The fractional reserve system requires a bank to hold only a small proportion of its total liabilities, deposits and borrowings, available for withdrawal. That is, for a 10% reserve requirement, when a bank receives a deposit of say £100, they can then lend out £90 of that, while keeping £10 for the ATMs.
This system is key to banks’ business, allowing for vast profits, as they lend money to people at higher interest rates than those at which they borrow. If someone deposits £100 into a bank account, the bank may pay 0.5% interest to be able to ‘borrow’ that money and lend it to other people. Whereas, if someone takes out a loan from a bank, they will be charged approximately 5% interest. As such, the cost to banks of receiving deposits is far less than the payoff they will receive from lending some of that same money out – hence the large profits to be made from millions of global transactions.

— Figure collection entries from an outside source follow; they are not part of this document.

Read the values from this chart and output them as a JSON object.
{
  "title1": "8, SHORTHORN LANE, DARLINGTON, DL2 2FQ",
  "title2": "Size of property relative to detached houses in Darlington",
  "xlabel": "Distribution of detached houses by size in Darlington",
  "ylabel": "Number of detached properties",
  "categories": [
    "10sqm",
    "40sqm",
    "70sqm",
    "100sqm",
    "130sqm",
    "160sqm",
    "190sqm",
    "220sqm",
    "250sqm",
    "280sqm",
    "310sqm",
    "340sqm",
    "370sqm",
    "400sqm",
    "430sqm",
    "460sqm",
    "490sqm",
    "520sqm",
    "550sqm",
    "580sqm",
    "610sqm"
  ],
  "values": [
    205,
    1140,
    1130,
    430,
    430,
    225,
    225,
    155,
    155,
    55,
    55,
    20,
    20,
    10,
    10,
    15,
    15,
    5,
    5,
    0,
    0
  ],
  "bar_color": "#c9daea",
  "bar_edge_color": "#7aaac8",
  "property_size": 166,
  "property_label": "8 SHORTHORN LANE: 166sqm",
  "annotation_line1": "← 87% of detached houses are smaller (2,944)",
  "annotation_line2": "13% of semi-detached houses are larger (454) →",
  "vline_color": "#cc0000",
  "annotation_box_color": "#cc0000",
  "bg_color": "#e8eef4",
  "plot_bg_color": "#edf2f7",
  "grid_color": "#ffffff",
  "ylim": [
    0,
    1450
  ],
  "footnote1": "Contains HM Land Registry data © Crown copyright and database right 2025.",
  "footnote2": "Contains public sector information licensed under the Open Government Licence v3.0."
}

The 2008 Financial Crisis was, amongst other things, due to banks desiring and being able to create money – too much money. From the earlier example, when the bank loans out £90 of the initial £100 deposit, it ‘creates’ money – there is £100 deposited that belongs to one person and £90 held in loans by another, totalling £190. This money could yet be put in another bank and lent out ad infinitum. It turns out, after a bit of playing around with number series, that the financial system can turn our initial £100 into £1000.
So it seems that banks can simply ‘create’ money. A fact that was most evident in the seven years before The Financial Crisis, when banks literally doubled the money supply. In fact, they were able to continue creating so much of the stuff that, to most, it seemed impossible that such a trend could end. Lending, the supply of money and profits continued to grow, banks became increasingly exuberant and the complexity of credit chains grew, along with the wealth of investors. However, as the old saying goes: ‘when something seems too good to be true… it probably is’ and this time it most definitely was.
Of the trillions of pounds that were created in the economy between 2000 and 2007, 51% went into the real estate market. This drove up prices, along with the level of personal debt, at such speed that debt was rising even faster than incomes. Repayments were becoming extremely difficult and there was a rising fear that banks would default and declare bankruptcy. Fear is a self-fulfilling prophecy in the financial world and so, as lending started to fall, so too did some banks. The cut in lending froze the financial system dead in its tracks, and as contagion spread, investors stopped borrowing, consumers stopped buying and the economy stopped growing - bringing about the worst recession in over 70 years. This vicious circle of banks crumbling, investors caving and businesses going bankrupt was named ‘The Great Recession’ and we have been feeling its effects ever since.
In 2009 the UK imposed new policies to try to encourage banks to increase their reserve requirement ratios, despite still not having any official regulations like in the US. The governing body implemented interest on excess reserves so that, if a bank kept back more money than was needed, it would be rewarded with higher interest payments from the Bank of England. This was still not as strict as in the US, but was an improvement nonetheless - a half-hearted attempt to try and avoid another financial crisis.
However, the Bank of England is reluctant to force banks to hold back too much money in their reserves, as large amounts of lending and money creation encourages growth in the economy - growth that we desperately need. So the Bank of England has to find the right balance, treading the fine line between harshly regulating the fractional reserve system and allowing banks to inject fuel into the economy. It is safe to say that they got the balance wrong in 2008 and that even now the regulation is arguably not strict enough, but when will bankers ever learn from their mistakes?